Saturday, May 14, 2005

Tiger update and a lesson learned, again

Earlier this year, I made a post about losing all my iTunes bookmarks. That sucked so bad, I immediately got a .mac account to back up all my important data.

Except I fucked up. I didn't back up all my important data.

I upgraded to Tiger a couple of weeks ago. Did a clean install. In other words, I erased my hard drive and started from scratch. Then I tried to do a restore off my iDisc .mac account. Everything seemed in order. All my work was intact; all my bookmarks and yes, all my iTunes folders.

It appears that I forgot to check the box for backing-up my mailboxes. I (twinge of pain) lost all my e-mail for the the last three years. A lot of important stuff was in those mailboxes. They're all gone.

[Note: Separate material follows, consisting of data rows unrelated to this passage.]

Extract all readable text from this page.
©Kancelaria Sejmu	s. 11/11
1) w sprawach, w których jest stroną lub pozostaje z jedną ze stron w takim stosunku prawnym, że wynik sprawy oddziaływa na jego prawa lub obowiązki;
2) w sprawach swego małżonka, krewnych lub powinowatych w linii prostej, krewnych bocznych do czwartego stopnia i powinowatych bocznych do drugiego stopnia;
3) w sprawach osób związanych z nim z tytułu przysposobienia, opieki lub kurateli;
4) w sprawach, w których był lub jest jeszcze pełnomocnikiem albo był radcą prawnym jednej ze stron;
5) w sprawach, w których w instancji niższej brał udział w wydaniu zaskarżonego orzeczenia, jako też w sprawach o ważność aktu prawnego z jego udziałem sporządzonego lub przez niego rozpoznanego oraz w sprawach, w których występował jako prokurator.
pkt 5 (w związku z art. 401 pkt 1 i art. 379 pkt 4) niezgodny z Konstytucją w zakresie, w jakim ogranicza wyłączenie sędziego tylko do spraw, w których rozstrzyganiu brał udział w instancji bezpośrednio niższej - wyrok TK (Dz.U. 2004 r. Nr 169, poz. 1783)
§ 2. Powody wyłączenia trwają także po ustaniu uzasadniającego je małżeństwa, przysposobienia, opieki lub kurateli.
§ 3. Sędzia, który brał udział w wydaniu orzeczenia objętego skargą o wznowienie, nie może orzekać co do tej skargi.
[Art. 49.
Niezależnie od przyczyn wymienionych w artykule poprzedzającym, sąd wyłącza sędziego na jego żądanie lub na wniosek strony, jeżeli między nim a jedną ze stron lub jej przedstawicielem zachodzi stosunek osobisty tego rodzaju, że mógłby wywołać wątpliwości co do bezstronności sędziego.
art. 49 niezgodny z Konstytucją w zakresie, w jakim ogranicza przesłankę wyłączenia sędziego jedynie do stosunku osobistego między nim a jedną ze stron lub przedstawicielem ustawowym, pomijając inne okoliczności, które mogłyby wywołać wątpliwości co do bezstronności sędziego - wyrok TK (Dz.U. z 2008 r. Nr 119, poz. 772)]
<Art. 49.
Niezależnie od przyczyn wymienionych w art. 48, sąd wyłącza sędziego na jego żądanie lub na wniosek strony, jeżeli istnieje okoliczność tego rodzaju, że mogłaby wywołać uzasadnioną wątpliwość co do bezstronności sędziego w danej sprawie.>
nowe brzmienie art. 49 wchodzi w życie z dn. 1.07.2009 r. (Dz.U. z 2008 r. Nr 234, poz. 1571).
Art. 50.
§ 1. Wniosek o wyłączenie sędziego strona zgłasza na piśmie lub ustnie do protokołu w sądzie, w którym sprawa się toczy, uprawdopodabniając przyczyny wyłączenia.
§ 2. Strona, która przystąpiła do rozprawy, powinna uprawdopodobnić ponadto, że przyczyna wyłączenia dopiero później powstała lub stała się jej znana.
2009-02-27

That setback fucked me up pretty bad, which explains the lack of posts of late. Plus, I'm going headlong into production for the next few weeks. I may try to post for L.A., but more likely, I'll veg out in my hotel room at night.

Monday, May 02, 2005

The Democrat's plan

The Dem platform on Social Security has always been solvency and not dismantling. Until we get a majority in office, there's not a lot to talk about. Introducing legislation that has zero chance of passing through a republican-controlled Congress and House is stupid. It will only give the right-wing time ot build their bullshit arguments and wall of lies.

Some of the solutions include raising taxes, or at the very least, returning to pre-Bush tax numbers. Those are not the kind of evening news soundbites that the Left can win hearts and minds with. You know it and I know it.

Make no mistake about it, Bush won on the fear platform. They were supposed to protect us from the terrorists. No surprise then that they've decided not to report that worldwide terror has gone UP (doubled?) under their leadership. They made terror the defining issue of the campaign. No one in the White House is talking about the 11 Americans killed over the weekend. Wonder why.

Now, Bush has made Social Security the most important thing on his agenda. It is the Democrat's job to call him on his bullshit. Some pundits on the Right say the Left needs to present their ideas, but fail to call Bush to the floor to do the same. His entire privatization roadtrip has been personal accounts-this and personal accounts-that wih no concrete proposal in place. The only detail he gave out last week is that anyone making over $20,000 is going to get their benefits cut.

Doesn't sound like such a great plan to me.